The MU representatives found differences between MU’s student government and other Big 12 student governments, such as the type of term and the vice president’s position.

“We had a lot more experience than others at the conference because we’ve held our positions longer,” Noce said. “MU is the only university (in the Big 12) that doesn’t start their presidential term during the academic school year. We start ours in January and go a whole year.”

Bellis said several schools had two vice presidents who had their own set agendas.

“One was for internal affairs and one was for external affairs,” Bellis said.

Noce said they came back with several ideas about what could be done on campus. Ideas range from student outreach to serving hot chocolate.

"One of the simplest things we heard about that OU, A&M and OSU do is give out hot chocolate in places much like our own Speakers Circle,” Noce said. “No one can turn that down on a cold day. This would be a great way to hear from our constituents."

Noce said at KU, there is an outreach requirement for the senators. In order to be a senator, they must put in a certain number of hours of student outreach or they will be dismissed from their senator position.

Another program that was discussed was “The Big Event,” an event started by Texas A&M 28 years ago that dedicates a day to serving the community.

“It’s a day of community service,” Bellis said. “They get thousands of students to go into the city and mow lawns and such. It is inspiring, and we may try to push for more community service off campus.”

A major point that was presented at the conference was the three circles that each symbolized an important aspect of student government the members of the government needed to be aware of. They are the circles of control, influence and concern, Noce said.
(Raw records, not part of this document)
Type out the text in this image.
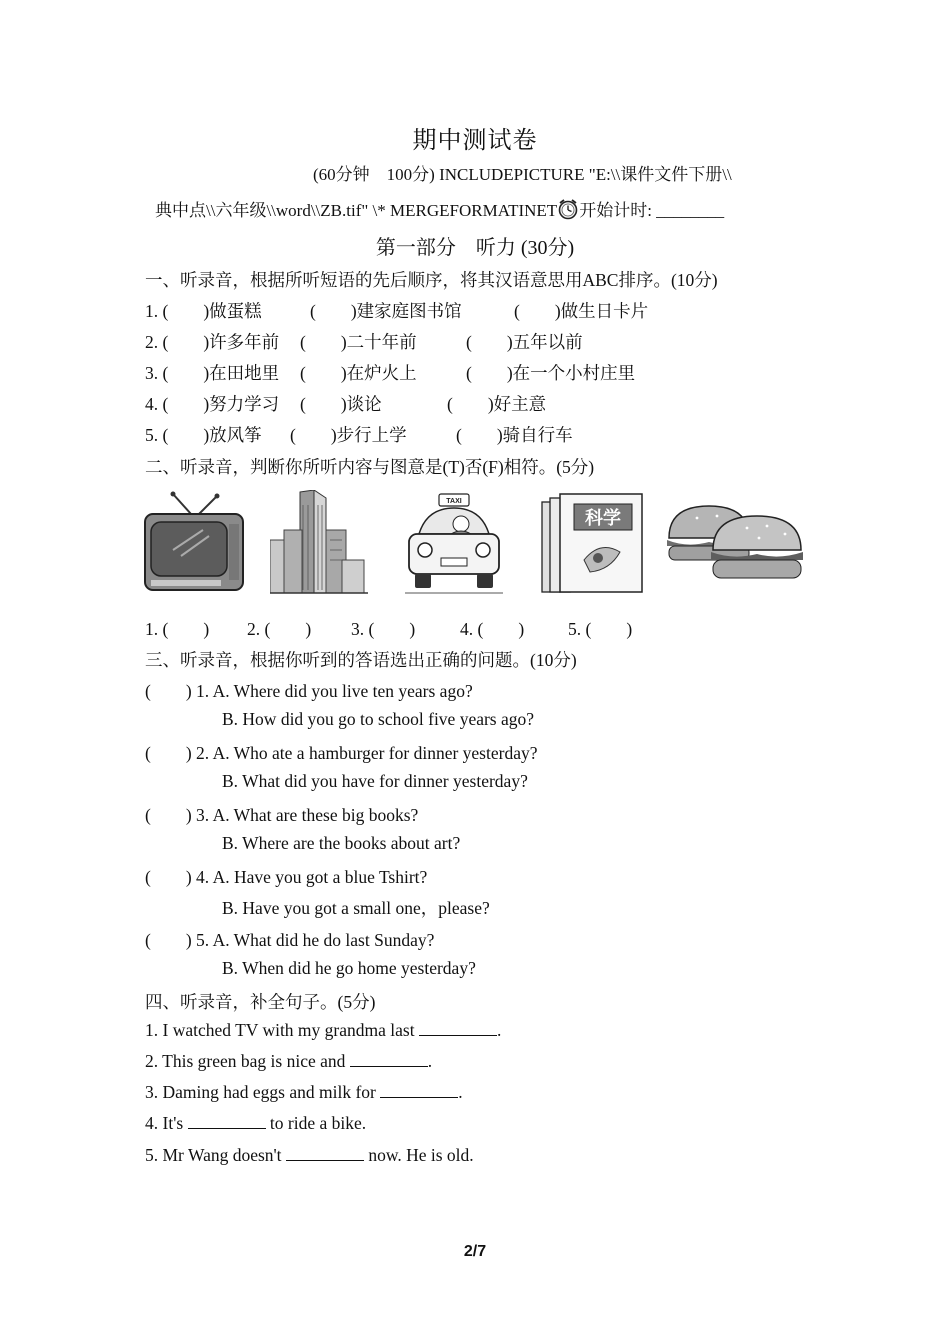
期中测试卷
(60分钟　100分) INCLUDEPICTURE "E:\\课件文件下册\\
典中点\\六年级\\word\\ZB.tif" \* MERGEFORMATINET 开始计时: ________
第一部分　听力 (30分)
一、听录音，根据所听短语的先后顺序，将其汉语意思用ABC排序。(10分)
1. (　　)做蛋糕	(　　)建家庭图书馆	(　　)做生日卡片
2. (　　)许多年前 (　　)二十年前	(　　)五年以前
3. (　　)在田地里 (　　)在炉火上	(　　)在一个小村庄里
4. (　　)努力学习 (　　)谈论	(　　)好主意
5. (　　)放风筝 (　　)步行上学	(　　)骑自行车
二、听录音，判断你所听内容与图意是(T)否(F)相符。(5分)
TAXI
科学
1. (　　) 2. (　　) 3. (　　)	4. (　　)	5. (　　)
三、听录音，根据你听到的答语选出正确的问题。(10分)
(　　) 1. A. Where did you live ten years ago?
B. How did you go to school five years ago?
(　　) 2. A. Who ate a hamburger for dinner yesterday?
B. What did you have for dinner yesterday?
(　　) 3. A. What are these big books?
B. Where are the books about art?
(　　) 4. A. Have you got a blue Tshirt?
B. Have you got a small one，please?
(　　) 5. A. What did he do last Sunday?
B. When did he go home yesterday?
四、听录音，补全句子。(5分)
1. I watched TV with my grandma last	.
2. This green bag is nice and	.
3. Daming had eggs and milk for	.
4. It's	to ride a bike.
5. Mr Wang doesn't	now. He is old.
2/7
“The circle of control is what can be changed instantly with votes,” Noce said. “The circle of influence is like meeting with the chancellor or vice chancellor to get something done. The circle of concern is larger than the other circles and focuses on addressing what the students care about."

Noce said he is in the process of making a document of everything he learned from the conference and will present it to MSA before the end of the semester.

“It was a fact-finding experience,” Noce said. “Since our term (as president and vice president) is ending, we’re taking things back to whoever wins the election.”